FIRST-MOVER ADVANTAGE
Technological innovation has long been critical to the United States’ military success. During the American Civil War, U.S. President Abraham Lincoln used the North’s impressive telegraph system to communicate with his generals, coordinate strategy, and move troops, helping the Union defeat the Confederacy. In the early 1990s, Washington deployed new, precision-guided munitions in the Persian Gulf War to drive Iraq out of Kuwait.
But history shows that military innovation is not simply the process of creating and using new technology. Instead, it entails reworking how states recruit troops, organize their militaries, plan operations, and strategize. In the 1920s and 1930s, for instance, France and Germany both developed tanks, trucks, and airpower. During World War II, Germany used the combined potential of these innovations (along with the radio) to carry out its infamous blitzkriegs: aggressive offensive strikes that quickly overwhelmed its enemies. France, by contrast, invested most of its resources in the Maginot Line, a series of forts along the French-German border. French leaders believed they had created an impenetrable boundary that would hold off any attempted German invasion. Instead, the Nazis simply maneuvered around the line by going through Belgium and the Ardennes forest. With its best units concentrated elsewhere, poor communication, and outdated plans for how to fight, France swiftly fell.
It is not a coincidence that France didn’t gamble with new military systems. France was a World War I victor, and leading military powers often forgo innovation and resist disruptive change. In 1918, the British navy invented the first aircraft carrier, but the world’s then dominant sea power treated these ships mostly as spotters for its traditional battleships rather than as mobile bases for conducting offensives. Japan, by contrast, used its aircraft carriers to bring attack planes directly to its fights. As a result, the British navy struggled against the Japanese in the Pacific, and ultimately, Japan had to be pushed back by another rising power: the United States. Before and throughout World War II, the U.S. Navy experimented with new technology, including aircraft carriers, in ways that helped it become the decisive force in the Atlantic and the Pacific.
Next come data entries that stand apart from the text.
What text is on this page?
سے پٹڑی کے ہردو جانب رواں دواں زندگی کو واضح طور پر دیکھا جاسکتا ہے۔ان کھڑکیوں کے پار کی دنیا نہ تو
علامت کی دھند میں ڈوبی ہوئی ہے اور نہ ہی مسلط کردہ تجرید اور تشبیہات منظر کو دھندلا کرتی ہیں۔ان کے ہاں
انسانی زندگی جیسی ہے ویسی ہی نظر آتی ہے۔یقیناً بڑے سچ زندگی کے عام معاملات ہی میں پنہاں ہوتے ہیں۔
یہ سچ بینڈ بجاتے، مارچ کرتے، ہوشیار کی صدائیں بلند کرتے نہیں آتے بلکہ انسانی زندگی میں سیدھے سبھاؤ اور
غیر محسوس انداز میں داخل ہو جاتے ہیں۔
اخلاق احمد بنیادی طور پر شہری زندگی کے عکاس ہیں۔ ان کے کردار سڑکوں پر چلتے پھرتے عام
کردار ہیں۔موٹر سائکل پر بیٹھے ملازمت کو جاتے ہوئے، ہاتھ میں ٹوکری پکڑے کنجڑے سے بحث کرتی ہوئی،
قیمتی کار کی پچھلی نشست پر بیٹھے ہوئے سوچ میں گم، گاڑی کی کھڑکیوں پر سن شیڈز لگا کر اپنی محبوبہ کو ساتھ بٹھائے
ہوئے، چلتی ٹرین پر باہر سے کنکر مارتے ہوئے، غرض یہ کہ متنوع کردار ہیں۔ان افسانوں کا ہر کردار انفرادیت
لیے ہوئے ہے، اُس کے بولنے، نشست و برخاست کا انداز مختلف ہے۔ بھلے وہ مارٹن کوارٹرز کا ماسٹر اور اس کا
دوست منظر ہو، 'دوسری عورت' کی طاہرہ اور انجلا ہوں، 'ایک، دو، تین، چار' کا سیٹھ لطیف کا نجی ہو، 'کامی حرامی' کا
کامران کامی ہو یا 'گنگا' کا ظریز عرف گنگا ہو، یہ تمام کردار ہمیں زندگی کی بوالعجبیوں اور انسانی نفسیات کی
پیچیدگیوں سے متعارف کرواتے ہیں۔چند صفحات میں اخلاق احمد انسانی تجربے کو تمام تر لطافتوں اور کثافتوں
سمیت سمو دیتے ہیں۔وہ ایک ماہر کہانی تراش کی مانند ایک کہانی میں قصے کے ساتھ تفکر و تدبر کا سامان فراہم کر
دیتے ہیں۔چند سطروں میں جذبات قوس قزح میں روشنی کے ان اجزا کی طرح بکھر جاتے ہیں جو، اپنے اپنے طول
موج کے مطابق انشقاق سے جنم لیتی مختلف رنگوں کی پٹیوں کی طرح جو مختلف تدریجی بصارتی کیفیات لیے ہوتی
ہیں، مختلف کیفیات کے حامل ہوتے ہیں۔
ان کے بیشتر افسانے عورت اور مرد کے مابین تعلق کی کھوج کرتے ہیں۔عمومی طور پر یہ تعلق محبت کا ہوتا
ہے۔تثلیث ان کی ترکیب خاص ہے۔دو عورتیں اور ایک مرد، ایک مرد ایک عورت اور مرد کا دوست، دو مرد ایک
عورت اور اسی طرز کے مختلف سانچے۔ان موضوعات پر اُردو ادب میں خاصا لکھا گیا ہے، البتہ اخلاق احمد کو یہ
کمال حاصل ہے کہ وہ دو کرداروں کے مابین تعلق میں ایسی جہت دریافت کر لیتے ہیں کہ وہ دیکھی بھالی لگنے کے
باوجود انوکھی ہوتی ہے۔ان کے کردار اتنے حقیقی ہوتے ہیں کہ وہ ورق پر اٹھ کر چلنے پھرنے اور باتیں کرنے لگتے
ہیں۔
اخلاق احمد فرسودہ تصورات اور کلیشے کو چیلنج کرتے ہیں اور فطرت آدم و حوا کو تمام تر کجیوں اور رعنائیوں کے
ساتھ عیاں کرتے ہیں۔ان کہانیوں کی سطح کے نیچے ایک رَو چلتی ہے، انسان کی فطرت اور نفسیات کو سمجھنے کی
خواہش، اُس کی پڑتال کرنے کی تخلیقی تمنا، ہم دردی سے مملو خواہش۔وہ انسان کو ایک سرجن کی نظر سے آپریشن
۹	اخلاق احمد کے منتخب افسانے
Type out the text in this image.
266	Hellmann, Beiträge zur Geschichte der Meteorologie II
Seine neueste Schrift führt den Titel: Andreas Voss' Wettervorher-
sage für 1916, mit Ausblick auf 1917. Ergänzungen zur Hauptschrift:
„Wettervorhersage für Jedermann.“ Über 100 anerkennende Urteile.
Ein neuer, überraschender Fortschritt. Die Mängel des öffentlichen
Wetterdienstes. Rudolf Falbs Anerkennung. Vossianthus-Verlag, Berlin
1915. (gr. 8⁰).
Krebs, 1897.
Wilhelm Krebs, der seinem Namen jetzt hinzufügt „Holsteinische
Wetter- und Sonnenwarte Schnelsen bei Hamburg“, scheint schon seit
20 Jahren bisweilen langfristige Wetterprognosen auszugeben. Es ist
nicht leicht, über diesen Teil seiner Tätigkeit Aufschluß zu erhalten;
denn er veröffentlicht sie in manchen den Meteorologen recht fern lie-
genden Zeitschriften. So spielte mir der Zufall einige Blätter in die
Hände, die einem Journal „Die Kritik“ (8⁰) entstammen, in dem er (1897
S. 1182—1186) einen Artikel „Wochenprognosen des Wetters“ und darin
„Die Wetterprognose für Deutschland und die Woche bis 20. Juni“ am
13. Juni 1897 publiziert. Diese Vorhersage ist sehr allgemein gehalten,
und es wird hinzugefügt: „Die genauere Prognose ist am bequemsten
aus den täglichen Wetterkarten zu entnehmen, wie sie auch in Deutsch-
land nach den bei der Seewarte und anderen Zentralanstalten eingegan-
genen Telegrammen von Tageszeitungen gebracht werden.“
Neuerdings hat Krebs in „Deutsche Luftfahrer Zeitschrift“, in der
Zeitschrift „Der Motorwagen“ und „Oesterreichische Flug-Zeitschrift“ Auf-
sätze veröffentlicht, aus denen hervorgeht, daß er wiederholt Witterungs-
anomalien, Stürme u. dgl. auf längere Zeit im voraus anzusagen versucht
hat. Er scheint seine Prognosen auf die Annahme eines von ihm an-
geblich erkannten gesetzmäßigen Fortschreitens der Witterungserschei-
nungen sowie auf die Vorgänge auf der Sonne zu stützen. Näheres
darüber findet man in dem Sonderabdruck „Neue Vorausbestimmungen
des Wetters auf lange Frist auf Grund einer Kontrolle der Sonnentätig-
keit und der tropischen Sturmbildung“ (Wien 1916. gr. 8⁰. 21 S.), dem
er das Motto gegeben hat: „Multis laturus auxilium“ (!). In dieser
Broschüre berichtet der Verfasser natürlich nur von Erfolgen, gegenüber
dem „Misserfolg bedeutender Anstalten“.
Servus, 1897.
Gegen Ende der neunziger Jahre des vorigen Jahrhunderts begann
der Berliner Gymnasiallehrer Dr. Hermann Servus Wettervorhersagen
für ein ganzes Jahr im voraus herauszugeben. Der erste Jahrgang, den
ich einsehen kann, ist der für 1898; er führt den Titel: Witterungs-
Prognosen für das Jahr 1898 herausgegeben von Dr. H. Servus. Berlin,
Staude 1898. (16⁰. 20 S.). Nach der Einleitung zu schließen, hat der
But today, the United States risks being more like the United Kingdom—or even France. The Defense Department appears to be biased in favor of tried-and-true capabilities over new tools, and its pace of innovation has slowed: the time it takes to move new technology from the lab and to the battlefield went from roughly five years, on average, in the early 1960s to a decade or more today. Sometimes, the Pentagon has seemingly dragged its feet on AI and autonomous systems because it fears that adopting those technologies could require disruptive changes that would threaten existing, successful parts of the armed forces, as the story of the X-45, the X-47A, and the X-47B clearly illustrates. Some projects have struggled to even make it off the drawing board. Multiple experiments have shown that Loyal Wingman, an uncrewed aircraft that employs AI, can help aircraft groups better coordinate their attacks. But the U.S. military has yet to seriously implement this technology, even though it has existed for years. It’s no wonder that the National Security Commission on Artificial Intelligence concluded in 2021, in its final report, that the United States “is not prepared to defend or compete in the AI era.”
If the United States fails to develop effective AI, it could find itself at the mercy of increasingly sophisticated adversaries. China, for example, is already employing AI to war-game a future conflict over Taiwan. Beijing plans to use AI in combination with cyberweapons, electronic warfare, and robotics to make an amphibious assault on Taiwan more likely to succeed. It is investing in AI-enabled systems to track undersea vehicles and U.S. Navy ships and to develop the ability to launch swarm attacks with low-cost, high-volume aircraft. If the United States lacks advanced AI capabilities, it will find itself inevitably moving at a slower pace—and would therefore be less able to help Taiwan fend off an invasion.